The State of Linux Gaming: IMHO, People is missing the point here
Posted Sep 25, 2004 10:18 UTC (Sat) by
koide (guest, #22687)
Parent article:
The State of Linux Gaming
Yes, there are fun games, but most of the ones created for Linux are _AGES_ behind current game technology. Until games like Half-Life (to mention an OLD game) run without having to do something like this, we (well, at least I) cannot say Linux is _good_ for gaming, not because Linux can't run bleeding-edge games, but because bleeding-edge games aren't developed for Linux.

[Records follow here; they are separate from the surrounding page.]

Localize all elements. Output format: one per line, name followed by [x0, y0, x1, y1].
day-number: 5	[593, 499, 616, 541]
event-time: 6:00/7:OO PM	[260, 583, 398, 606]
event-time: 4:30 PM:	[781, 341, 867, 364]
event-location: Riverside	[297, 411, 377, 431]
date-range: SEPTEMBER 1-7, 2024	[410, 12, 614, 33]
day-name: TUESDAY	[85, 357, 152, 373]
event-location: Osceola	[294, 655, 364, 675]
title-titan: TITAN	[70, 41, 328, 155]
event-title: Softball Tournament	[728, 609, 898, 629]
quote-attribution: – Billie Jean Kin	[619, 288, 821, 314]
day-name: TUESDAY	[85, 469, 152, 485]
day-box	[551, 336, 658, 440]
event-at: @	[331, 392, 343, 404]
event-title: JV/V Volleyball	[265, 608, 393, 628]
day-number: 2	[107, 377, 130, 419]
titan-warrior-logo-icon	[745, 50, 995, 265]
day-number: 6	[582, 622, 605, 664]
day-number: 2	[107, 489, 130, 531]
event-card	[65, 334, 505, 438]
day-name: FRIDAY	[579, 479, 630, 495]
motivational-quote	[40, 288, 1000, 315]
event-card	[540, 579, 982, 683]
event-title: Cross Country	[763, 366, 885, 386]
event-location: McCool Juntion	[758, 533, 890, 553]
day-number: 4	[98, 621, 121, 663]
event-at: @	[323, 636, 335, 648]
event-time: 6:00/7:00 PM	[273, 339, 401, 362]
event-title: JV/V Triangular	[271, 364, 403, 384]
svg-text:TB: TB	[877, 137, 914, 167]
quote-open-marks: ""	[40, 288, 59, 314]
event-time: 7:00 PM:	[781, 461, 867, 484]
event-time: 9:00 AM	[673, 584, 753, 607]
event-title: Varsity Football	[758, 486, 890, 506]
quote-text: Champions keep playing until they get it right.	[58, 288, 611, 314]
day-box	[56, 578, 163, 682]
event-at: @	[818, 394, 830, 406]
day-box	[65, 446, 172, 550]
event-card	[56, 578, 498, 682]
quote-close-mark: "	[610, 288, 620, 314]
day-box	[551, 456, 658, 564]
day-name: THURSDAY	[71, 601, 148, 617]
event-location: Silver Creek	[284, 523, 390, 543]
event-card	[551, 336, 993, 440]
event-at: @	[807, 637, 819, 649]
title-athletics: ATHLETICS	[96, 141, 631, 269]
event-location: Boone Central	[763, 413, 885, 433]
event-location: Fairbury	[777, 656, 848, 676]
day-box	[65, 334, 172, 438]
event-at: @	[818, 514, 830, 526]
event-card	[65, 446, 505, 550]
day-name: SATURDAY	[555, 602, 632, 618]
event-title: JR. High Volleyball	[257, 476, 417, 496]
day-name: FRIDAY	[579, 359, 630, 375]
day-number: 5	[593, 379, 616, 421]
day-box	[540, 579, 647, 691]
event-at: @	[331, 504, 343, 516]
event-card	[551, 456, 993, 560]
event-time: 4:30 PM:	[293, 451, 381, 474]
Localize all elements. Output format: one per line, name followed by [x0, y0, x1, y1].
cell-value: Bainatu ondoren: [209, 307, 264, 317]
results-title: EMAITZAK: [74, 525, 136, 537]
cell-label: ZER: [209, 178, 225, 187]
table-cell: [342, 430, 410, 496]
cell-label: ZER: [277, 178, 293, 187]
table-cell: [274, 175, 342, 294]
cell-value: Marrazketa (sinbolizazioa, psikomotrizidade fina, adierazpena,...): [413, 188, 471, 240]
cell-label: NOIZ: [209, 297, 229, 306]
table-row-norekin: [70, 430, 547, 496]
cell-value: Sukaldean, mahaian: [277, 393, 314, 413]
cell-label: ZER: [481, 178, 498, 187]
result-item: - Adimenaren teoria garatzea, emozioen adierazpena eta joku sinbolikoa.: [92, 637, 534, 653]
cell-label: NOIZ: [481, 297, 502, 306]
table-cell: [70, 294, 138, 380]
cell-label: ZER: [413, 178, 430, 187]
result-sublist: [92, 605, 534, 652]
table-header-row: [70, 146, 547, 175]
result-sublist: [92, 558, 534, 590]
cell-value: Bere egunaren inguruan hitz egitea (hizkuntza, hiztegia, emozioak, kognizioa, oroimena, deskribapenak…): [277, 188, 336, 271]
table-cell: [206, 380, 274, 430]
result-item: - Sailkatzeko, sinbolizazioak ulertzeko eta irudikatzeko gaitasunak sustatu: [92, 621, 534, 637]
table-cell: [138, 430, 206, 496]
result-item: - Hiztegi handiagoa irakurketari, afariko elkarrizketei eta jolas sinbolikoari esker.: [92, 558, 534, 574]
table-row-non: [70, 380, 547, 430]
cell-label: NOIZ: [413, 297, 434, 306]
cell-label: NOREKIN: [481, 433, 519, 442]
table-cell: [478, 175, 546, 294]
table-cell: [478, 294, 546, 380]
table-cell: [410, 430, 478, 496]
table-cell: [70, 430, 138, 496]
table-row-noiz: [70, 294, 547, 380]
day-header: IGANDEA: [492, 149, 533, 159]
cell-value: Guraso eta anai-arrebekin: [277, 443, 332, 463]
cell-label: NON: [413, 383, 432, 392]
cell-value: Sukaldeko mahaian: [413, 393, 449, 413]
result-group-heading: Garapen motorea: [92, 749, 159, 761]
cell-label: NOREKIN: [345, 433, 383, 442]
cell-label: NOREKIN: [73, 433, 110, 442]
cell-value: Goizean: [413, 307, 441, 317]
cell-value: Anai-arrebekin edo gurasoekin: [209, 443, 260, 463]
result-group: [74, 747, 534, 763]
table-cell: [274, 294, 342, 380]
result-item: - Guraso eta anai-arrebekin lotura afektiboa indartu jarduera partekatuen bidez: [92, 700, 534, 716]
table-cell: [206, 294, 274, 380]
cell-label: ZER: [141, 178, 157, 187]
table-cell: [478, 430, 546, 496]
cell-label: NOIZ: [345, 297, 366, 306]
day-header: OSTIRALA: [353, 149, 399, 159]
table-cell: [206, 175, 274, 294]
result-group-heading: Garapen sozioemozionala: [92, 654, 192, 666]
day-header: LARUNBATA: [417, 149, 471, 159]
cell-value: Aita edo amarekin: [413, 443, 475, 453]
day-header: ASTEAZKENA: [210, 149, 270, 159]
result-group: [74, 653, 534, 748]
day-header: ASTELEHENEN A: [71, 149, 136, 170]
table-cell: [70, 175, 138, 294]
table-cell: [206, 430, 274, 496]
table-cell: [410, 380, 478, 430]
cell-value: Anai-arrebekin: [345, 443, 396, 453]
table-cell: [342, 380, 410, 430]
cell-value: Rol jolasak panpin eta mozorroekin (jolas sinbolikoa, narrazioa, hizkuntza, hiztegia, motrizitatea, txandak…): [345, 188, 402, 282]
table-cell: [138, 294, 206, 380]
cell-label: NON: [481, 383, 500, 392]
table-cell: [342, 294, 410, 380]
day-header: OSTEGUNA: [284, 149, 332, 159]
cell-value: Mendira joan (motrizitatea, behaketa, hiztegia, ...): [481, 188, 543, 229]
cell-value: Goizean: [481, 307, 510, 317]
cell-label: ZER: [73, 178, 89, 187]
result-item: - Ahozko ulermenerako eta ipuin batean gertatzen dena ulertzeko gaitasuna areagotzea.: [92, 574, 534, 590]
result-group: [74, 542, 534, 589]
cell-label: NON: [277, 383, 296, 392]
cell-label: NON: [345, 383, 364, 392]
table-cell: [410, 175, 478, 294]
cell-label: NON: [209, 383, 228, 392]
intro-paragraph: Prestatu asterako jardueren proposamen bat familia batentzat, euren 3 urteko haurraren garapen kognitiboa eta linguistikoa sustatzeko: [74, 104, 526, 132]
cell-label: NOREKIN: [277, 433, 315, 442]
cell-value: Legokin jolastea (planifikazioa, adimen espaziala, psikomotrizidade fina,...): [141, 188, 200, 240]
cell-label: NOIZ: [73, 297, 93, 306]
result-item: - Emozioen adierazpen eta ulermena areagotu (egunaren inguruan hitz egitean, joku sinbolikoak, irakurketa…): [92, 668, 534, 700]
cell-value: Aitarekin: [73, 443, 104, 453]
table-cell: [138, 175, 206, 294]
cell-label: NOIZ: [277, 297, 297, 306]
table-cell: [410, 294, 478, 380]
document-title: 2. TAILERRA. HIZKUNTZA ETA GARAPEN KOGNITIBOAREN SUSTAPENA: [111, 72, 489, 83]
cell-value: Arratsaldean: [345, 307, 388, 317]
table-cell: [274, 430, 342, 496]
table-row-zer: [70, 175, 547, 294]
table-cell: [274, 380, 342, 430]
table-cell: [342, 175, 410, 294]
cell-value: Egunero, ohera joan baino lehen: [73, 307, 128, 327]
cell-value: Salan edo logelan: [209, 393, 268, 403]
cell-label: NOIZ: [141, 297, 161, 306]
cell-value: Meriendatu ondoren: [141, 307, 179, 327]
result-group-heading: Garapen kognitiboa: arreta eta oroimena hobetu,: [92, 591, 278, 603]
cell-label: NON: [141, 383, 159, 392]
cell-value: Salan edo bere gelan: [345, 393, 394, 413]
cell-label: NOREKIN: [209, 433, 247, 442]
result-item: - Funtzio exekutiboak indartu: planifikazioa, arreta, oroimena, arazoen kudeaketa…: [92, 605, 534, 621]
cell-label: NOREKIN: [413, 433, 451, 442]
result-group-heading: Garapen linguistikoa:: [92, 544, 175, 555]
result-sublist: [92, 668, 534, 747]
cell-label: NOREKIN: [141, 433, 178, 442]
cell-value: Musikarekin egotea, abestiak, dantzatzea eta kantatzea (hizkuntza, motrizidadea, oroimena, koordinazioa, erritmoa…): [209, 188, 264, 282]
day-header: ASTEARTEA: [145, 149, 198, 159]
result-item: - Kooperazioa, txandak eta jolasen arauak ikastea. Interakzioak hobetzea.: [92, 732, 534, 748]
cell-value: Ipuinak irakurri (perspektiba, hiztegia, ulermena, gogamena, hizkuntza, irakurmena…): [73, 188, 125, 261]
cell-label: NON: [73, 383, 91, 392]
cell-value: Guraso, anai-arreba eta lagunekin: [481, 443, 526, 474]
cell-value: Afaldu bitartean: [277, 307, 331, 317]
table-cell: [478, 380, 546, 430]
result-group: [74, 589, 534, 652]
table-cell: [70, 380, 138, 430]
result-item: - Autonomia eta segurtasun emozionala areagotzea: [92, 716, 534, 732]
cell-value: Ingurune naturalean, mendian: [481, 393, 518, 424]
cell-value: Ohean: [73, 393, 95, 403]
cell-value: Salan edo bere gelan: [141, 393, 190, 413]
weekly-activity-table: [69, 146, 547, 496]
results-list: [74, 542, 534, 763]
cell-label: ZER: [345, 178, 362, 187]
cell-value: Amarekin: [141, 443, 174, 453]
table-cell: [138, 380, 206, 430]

The main problem is threefold: big publishers aren't interested in pushing Linux support, IIRC, the only one (Loki) went out of business some years ago; DirectX won over OpenGL on Windows, so most games aren't easily portable; developing games like SOF, HL, DE from scratch is not an easy task and involves many disciplines (music, art, storylines, computing, etc.) thus I see very hard that a good team of game development for Linux gets together to write games without serious funding. It's very expensive, years of full time work for groups of 20 or 30 people. The development of a good quality high performance 3D engine is feasible with an open source development process (there are some in existence), nonetheless, art (including graphics, literature, music, level design, etc.) I don't see as easily distributable or modularizable.